Em função de como se mostrou este diplomata e acadêmico de perfil social democrata que será o substituto do atual presidente Alejandro Giammattei, a Guatemala voltou a atrair a atenção do mundo. E sobre a forma como seu país vai se inserir no contexto latinoamericano, que se move constantemente entre o progressismo e o retrocesso, em meio a crises e até golpes de Estado, Arévalo reconhece que há esse movimento pendular na América Latina “porque os consensos básicos se diluíram. Há uma clara polarização e a democracia representativa já não é suficiente. Falta um processo de democracia participativa”.

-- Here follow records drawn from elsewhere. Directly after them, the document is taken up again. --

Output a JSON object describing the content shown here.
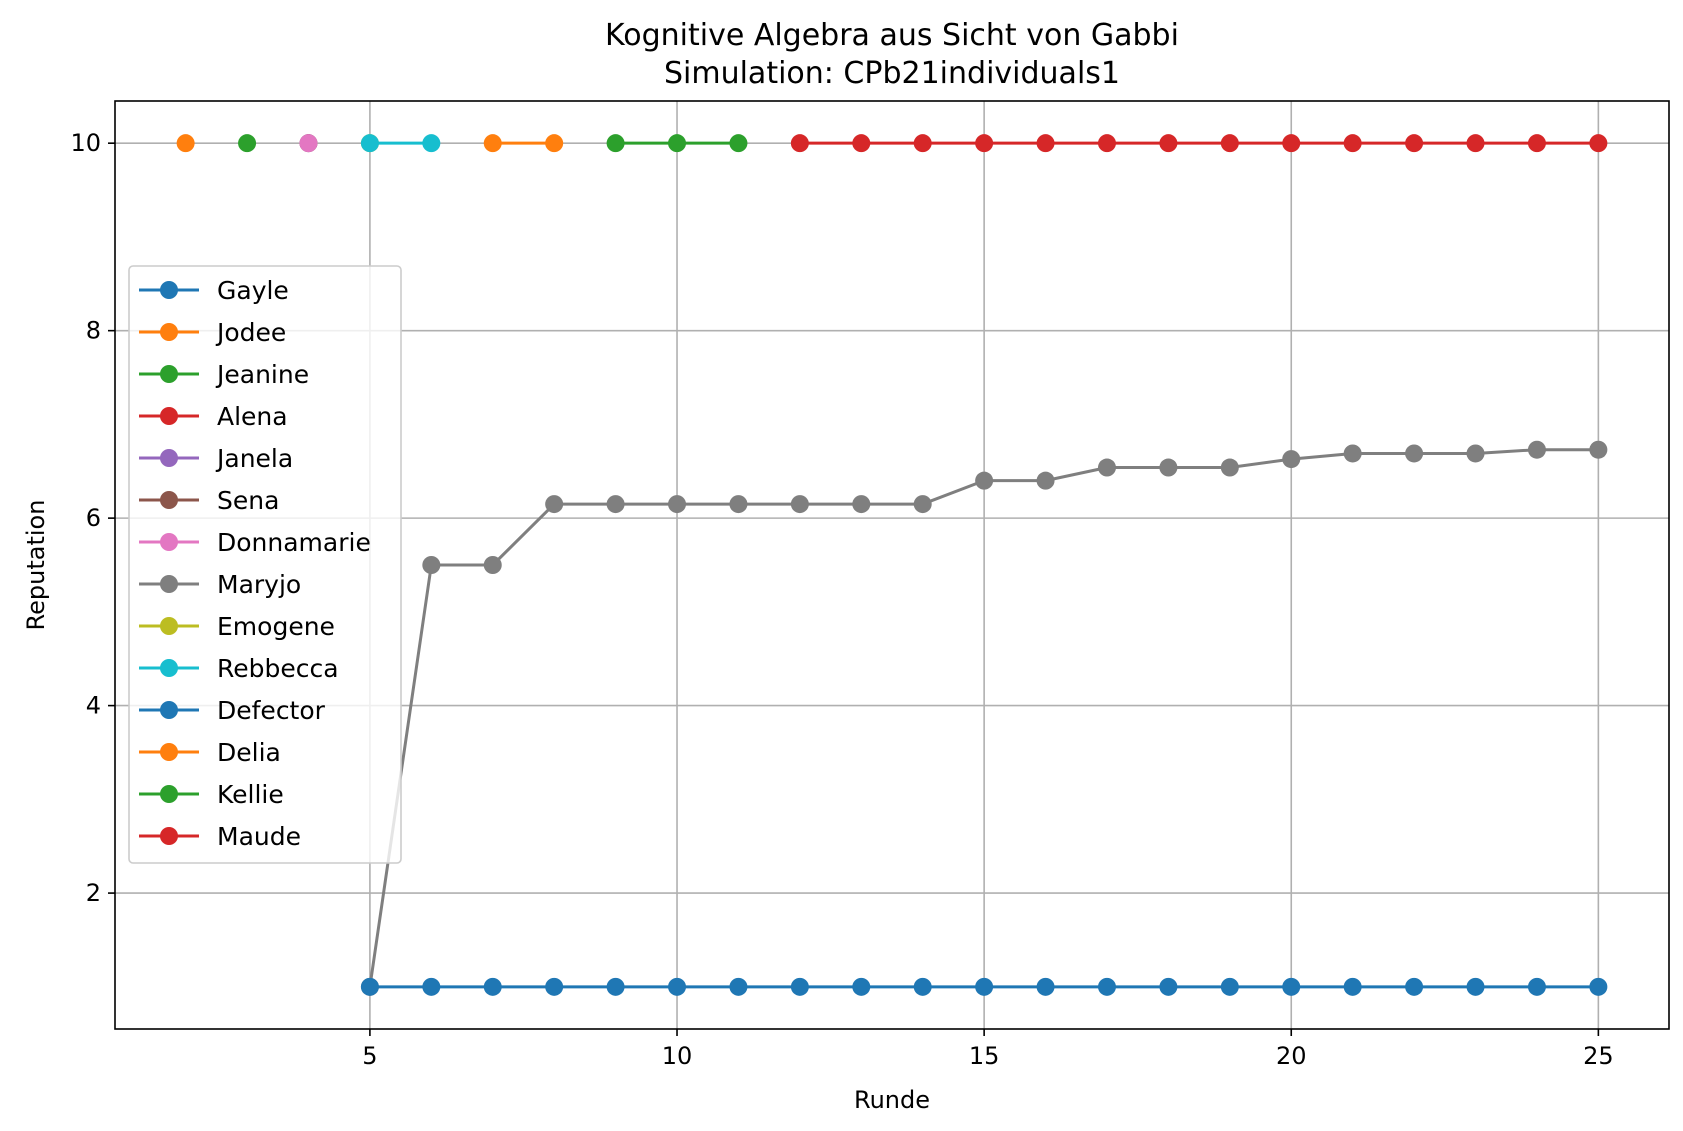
{
  "chart_data": {
    "type": "line",
    "title": "Kognitive Algebra aus Sicht von Gabbi",
    "subtitle": "Simulation: CPb21individuals1",
    "xlabel": "Runde",
    "ylabel": "Reputation",
    "xlim": [
      0.85,
      26.15
    ],
    "ylim": [
      0.55,
      10.45
    ],
    "xticks": [
      5,
      10,
      15,
      20,
      25
    ],
    "yticks": [
      2,
      4,
      6,
      8,
      10
    ],
    "grid": true,
    "legend_position": "center-left",
    "series": [
      {
        "name": "Gayle",
        "color": "#1f77b4",
        "x": [],
        "y": []
      },
      {
        "name": "Jodee",
        "color": "#ff7f0e",
        "x": [
          2
        ],
        "y": [
          10
        ]
      },
      {
        "name": "Jeanine",
        "color": "#2ca02c",
        "x": [
          3
        ],
        "y": [
          10
        ]
      },
      {
        "name": "Alena",
        "color": "#d62728",
        "x": [],
        "y": []
      },
      {
        "name": "Janela",
        "color": "#9467bd",
        "x": [
          4
        ],
        "y": [
          10
        ]
      },
      {
        "name": "Sena",
        "color": "#8c564b",
        "x": [
          4
        ],
        "y": [
          10
        ]
      },
      {
        "name": "Donnamarie",
        "color": "#e377c2",
        "x": [
          4
        ],
        "y": [
          10
        ]
      },
      {
        "name": "Maryjo",
        "color": "#7f7f7f",
        "x": [
          5,
          6,
          7,
          8,
          9,
          10,
          11,
          12,
          13,
          14,
          15,
          16,
          17,
          18,
          19,
          20,
          21,
          22,
          23,
          24,
          25
        ],
        "y": [
          1,
          5.5,
          5.5,
          6.15,
          6.15,
          6.15,
          6.15,
          6.15,
          6.15,
          6.15,
          6.4,
          6.4,
          6.54,
          6.54,
          6.54,
          6.63,
          6.69,
          6.69,
          6.69,
          6.73,
          6.73
        ]
      },
      {
        "name": "Emogene",
        "color": "#bcbd22",
        "x": [
          5
        ],
        "y": [
          10
        ]
      },
      {
        "name": "Rebbecca",
        "color": "#17becf",
        "x": [
          5,
          6
        ],
        "y": [
          10,
          10
        ]
      },
      {
        "name": "Defector",
        "color": "#1f77b4",
        "x": [
          5,
          6,
          7,
          8,
          9,
          10,
          11,
          12,
          13,
          14,
          15,
          16,
          17,
          18,
          19,
          20,
          21,
          22,
          23,
          24,
          25
        ],
        "y": [
          1,
          1,
          1,
          1,
          1,
          1,
          1,
          1,
          1,
          1,
          1,
          1,
          1,
          1,
          1,
          1,
          1,
          1,
          1,
          1,
          1
        ]
      },
      {
        "name": "Delia",
        "color": "#ff7f0e",
        "x": [
          7,
          8
        ],
        "y": [
          10,
          10
        ]
      },
      {
        "name": "Kellie",
        "color": "#2ca02c",
        "x": [
          9,
          10,
          11
        ],
        "y": [
          10,
          10,
          10
        ]
      },
      {
        "name": "Maude",
        "color": "#d62728",
        "x": [
          12,
          13,
          14,
          15,
          16,
          17,
          18,
          19,
          20,
          21,
          22,
          23,
          24,
          25
        ],
        "y": [
          10,
          10,
          10,
          10,
          10,
          10,
          10,
          10,
          10,
          10,
          10,
          10,
          10,
          10
        ]
      }
    ]
  }
}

Leia também: Guatemala: vitória de Arévalo protege Semilla de perseguição e mira oposição corrupta

Seu segundo dia como presidente, depois de ganhar a presidência no último domingo (20), transcorre em um agitar constante, com os minutos contados para cada atividade. Antes da refeição já parece cansado. Mas ele se mostra, na modesta casa de campanha, juvenil e cheio de energia, com suas meias multicoloridas e pulseirinhas artesanais.

Quinze dias antes das eleições, em uma viagem de campanha por Escuintla, no Sul do país, sua comitiva passou por Texisco, terra natal de seu pai, e fez uma parada no cemitério. O candidato se deteve diante do túmulo de Juan José Arévalo durante aproximadamente quinze minutos, concentrado, tocando a lápide com ambas as mãos.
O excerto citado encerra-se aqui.